My sister, however, immediately started getting excited that I had ‘proved’ descent from the Normans. I had to burst her bubble pretty adamantly!

The British record allegedly start somewhere in the mid-1500’s when the government tasked the church with recording births, deaths, and marriages. However, a lot of people were not formally married (“common law marriage”, anyone?) and even births were not registered. I think I saw a comment once that each church ceremony cost money, something some people did not have.

So for various reasons, records are relatively sparse. The church disruptions of Henry VII and subsequent monarchs probably disrupted record keeping too (except in Bray). Then the records basically disappear for the 30 years or more surrounding the Civil War and Puritan revolution - Church of England wasn’t keeping records. So I can find records I’m fairly confident are my family back to about 1700 or 1680, and two or three entries before that (1610, 1612) that might be grandparents or great-aunt of those people. I assume the European countries that did not turn protestant, or did earlier and were not as disrupted, have better church records. (although some English parish registers lists have the note “lost in fire”)

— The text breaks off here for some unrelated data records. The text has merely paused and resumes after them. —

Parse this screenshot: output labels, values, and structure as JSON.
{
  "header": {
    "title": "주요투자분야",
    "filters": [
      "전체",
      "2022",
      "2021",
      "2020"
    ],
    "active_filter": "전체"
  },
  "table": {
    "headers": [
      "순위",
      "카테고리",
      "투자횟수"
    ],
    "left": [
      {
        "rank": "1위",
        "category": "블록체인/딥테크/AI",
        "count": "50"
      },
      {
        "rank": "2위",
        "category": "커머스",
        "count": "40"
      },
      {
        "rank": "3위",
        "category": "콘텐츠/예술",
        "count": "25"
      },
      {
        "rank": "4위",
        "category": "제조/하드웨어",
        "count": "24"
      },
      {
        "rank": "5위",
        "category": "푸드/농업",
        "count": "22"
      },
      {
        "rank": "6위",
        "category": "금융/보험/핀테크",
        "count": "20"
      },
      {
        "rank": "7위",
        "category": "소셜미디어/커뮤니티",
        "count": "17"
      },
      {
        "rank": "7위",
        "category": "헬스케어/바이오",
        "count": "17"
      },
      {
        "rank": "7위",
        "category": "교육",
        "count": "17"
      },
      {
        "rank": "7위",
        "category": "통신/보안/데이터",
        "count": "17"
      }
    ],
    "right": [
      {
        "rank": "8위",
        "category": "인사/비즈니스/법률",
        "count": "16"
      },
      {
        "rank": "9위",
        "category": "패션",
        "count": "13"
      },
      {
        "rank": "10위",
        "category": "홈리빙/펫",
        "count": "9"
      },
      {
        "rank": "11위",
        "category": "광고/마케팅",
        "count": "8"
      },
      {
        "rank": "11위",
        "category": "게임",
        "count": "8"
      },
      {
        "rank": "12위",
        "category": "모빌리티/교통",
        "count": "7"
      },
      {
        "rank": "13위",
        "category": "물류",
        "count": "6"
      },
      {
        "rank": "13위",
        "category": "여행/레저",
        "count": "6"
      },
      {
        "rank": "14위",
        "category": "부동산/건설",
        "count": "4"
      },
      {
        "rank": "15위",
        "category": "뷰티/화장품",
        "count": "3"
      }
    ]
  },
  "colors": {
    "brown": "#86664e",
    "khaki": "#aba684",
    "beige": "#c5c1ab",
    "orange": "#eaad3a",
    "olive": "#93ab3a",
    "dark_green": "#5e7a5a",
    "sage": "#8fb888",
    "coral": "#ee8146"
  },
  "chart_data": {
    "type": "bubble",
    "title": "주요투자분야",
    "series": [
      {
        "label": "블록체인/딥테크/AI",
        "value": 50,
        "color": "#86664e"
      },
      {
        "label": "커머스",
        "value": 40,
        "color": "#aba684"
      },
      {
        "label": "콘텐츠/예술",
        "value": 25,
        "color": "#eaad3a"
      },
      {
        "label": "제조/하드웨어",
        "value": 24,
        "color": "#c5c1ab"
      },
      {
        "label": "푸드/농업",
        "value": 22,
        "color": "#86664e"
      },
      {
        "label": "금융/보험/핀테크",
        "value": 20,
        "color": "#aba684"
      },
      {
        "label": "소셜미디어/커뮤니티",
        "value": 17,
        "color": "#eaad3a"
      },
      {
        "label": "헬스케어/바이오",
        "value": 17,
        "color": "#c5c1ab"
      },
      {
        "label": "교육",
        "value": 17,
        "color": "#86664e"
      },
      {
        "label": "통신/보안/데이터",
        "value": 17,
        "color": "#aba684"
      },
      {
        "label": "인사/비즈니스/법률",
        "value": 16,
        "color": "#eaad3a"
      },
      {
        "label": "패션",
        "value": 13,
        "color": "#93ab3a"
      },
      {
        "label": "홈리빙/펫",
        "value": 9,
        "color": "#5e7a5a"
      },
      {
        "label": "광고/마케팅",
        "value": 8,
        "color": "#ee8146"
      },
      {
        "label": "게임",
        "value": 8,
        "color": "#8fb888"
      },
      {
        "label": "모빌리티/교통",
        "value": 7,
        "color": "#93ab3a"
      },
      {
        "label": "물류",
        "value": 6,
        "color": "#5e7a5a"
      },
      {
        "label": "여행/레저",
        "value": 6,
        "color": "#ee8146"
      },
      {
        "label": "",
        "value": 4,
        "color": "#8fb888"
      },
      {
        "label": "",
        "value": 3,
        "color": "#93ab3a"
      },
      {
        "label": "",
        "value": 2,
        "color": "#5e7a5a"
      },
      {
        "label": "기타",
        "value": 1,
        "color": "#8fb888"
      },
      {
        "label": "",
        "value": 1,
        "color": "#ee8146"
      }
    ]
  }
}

Also, I saw some comments about members of churches other than the Church of England not being recorded (“dissenters”?); or weird cases like on family in my tree where the mother and 5 children were baptised the same day, it looks like about the time where the husband died. There must be an interesting story there. I also note both a lot of fairly late marriages (husband in his 40’s and wife 10 years younger) and a number of baptisms only a few months after the wedding (or in one case, after the twins were born…)

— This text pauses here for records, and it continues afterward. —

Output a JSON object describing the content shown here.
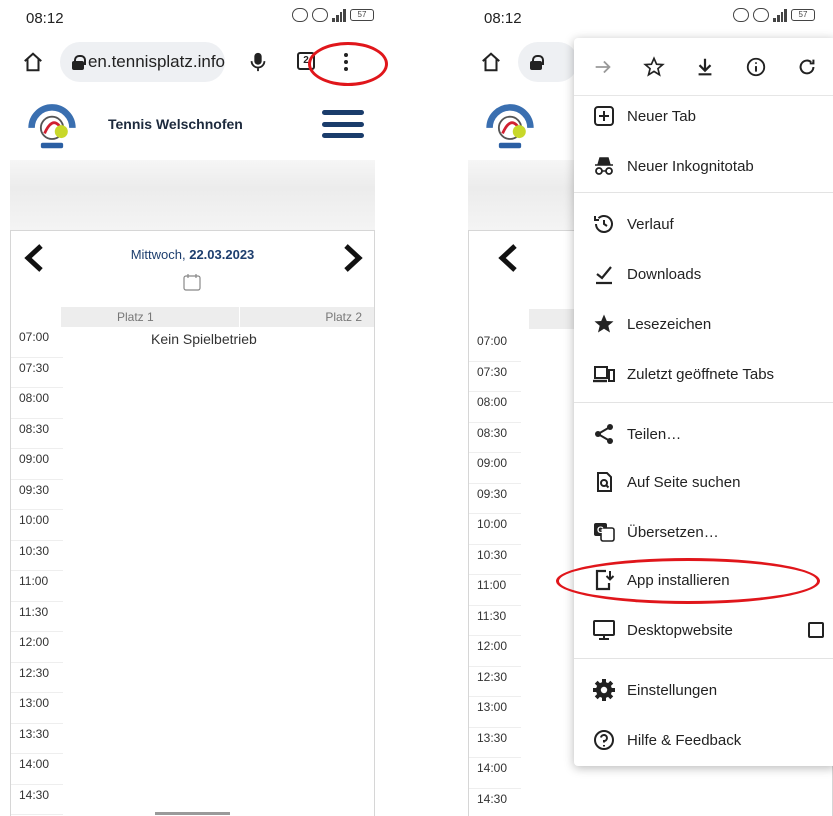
{
  "status_bar": {
    "time": "08:12",
    "battery": "57"
  },
  "browser": {
    "url": "en.tennisplatz.info",
    "tab_count": "2"
  },
  "site": {
    "title": "Tennis Welschnofen"
  },
  "booking": {
    "weekday": "Mittwoch,",
    "date": "22.03.2023",
    "courts": [
      "Platz 1",
      "Platz 2"
    ],
    "no_play": "Kein Spielbetrieb",
    "times": [
      "07:00",
      "07:30",
      "08:00",
      "08:30",
      "09:00",
      "09:30",
      "10:00",
      "10:30",
      "11:00",
      "11:30",
      "12:00",
      "12:30",
      "13:00",
      "13:30",
      "14:00",
      "14:30"
    ]
  },
  "menu": {
    "top_icons": [
      "forward-icon",
      "star-icon",
      "download-icon",
      "info-icon",
      "reload-icon"
    ],
    "items": [
      {
        "label": "Neuer Tab",
        "icon": "new-tab-icon"
      },
      {
        "label": "Neuer Inkognitotab",
        "icon": "incognito-icon"
      },
      {
        "label": "Verlauf",
        "icon": "history-icon"
      },
      {
        "label": "Downloads",
        "icon": "downloads-icon"
      },
      {
        "label": "Lesezeichen",
        "icon": "bookmarks-icon"
      },
      {
        "label": "Zuletzt geöffnete Tabs",
        "icon": "recent-tabs-icon"
      },
      {
        "label": "Teilen…",
        "icon": "share-icon"
      },
      {
        "label": "Auf Seite suchen",
        "icon": "find-icon"
      },
      {
        "label": "Übersetzen…",
        "icon": "translate-icon"
      },
      {
        "label": "App installieren",
        "icon": "install-app-icon"
      },
      {
        "label": "Desktopwebsite",
        "icon": "desktop-icon"
      },
      {
        "label": "Einstellungen",
        "icon": "settings-icon"
      },
      {
        "label": "Hilfe & Feedback",
        "icon": "help-icon"
      }
    ]
  },
  "colors": {
    "highlight": "#e0161b",
    "accent": "#1a3c6b"
  }
}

Yes, people moved around. There are spouses that appear from nowhere; either migrate in or their birth was never recorded. The entire paternal line switched villages around 1780, and one couple was married in the nearest large town about 40 miles away (3 months before the first baptism in their family). However, as an example one branch of my family appears from a town about 50 miles away in the next county. Whereas, by the 1840’s, people start wandering from rural towns to London, over to Bath, then to York and to Leeds and to Birmingham - basically all over the country.

Britain did not do a census until about 1841 (?), and no complete one until the next decade or two. Whereas IIRC the census in the USA was mandated from the start of the federal government. I’m guessing my ancestry by baptism records - “Sally Dale, daughter of John and Mary” and match it up with the only fit “John Dale marries Mary Smith” a few years earlier in the same or neighbouring parish, and then all the other children with the same parents. Once the census records appear, they list household including relation (“head”, “wife”, “son, age 5”, etc.) plus birthplaces, so it’s a lot easier to match names and births.

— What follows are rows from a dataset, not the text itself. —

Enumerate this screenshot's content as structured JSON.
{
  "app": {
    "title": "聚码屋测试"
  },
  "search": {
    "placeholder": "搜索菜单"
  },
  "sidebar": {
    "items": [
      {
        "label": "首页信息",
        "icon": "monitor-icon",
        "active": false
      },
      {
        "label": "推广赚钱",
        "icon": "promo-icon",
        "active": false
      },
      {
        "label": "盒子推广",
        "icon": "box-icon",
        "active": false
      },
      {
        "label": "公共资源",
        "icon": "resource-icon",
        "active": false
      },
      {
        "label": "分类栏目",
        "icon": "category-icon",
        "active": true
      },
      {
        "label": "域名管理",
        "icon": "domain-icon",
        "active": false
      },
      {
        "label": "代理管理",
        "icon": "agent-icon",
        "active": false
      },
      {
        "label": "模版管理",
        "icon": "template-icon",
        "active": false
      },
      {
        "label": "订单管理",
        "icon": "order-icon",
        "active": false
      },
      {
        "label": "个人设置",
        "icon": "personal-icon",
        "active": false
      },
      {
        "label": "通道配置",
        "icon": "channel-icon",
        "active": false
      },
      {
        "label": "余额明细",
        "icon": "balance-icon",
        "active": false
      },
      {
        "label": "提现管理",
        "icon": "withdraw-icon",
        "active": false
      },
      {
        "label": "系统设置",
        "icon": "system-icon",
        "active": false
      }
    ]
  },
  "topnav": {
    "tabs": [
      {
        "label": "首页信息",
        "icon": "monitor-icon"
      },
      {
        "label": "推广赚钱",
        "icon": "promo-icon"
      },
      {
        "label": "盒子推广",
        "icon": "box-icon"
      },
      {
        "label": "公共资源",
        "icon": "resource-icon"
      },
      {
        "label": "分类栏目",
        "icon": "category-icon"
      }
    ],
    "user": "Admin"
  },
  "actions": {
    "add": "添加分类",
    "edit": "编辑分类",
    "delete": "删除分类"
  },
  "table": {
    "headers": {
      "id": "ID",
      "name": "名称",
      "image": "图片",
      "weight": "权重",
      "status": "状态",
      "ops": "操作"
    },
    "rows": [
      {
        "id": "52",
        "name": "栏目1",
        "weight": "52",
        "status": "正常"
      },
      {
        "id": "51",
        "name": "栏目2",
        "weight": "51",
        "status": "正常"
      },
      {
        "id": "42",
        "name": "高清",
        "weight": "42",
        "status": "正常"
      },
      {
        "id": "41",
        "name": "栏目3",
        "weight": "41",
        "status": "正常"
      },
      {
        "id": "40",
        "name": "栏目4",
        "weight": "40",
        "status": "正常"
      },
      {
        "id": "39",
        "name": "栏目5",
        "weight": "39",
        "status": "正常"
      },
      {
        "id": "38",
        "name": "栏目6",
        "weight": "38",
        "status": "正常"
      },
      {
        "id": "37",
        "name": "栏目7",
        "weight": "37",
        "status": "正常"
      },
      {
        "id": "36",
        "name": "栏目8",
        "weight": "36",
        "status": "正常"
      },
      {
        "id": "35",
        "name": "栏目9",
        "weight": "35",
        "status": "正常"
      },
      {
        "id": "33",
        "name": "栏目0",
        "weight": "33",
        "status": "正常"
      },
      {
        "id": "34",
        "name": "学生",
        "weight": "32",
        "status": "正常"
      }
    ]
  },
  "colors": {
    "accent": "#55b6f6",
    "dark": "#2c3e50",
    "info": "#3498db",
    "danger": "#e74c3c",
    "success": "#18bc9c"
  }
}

I should also note that contrary to the “breed like rabbits” theory, I see very few large families before 1800 - although in a lot of cases where birthdates are recorded, they would wait up to 3 months for baptism. It’s only about the 1800’s that families jump from 2 or 3 to 5 or 6 or more children. The saddest case was three daughters in a row in about 5 years given the same name, as the first two apparently died young.

Just to throw more confusion into the mix, many babies did not survive infancy. Even though they may have been baptised, it was quite normal to re-use the same name. So you can have one “John” born in 1815 and another “John” born to the same parents three years later.

Then, of course, there is the dates confusion when we switched from the Julian to the Gregorian calendar. The Pope ordered this in October 1582, but Britain, who weren’t going to be ordered about by him… put it off until the mid-18th century.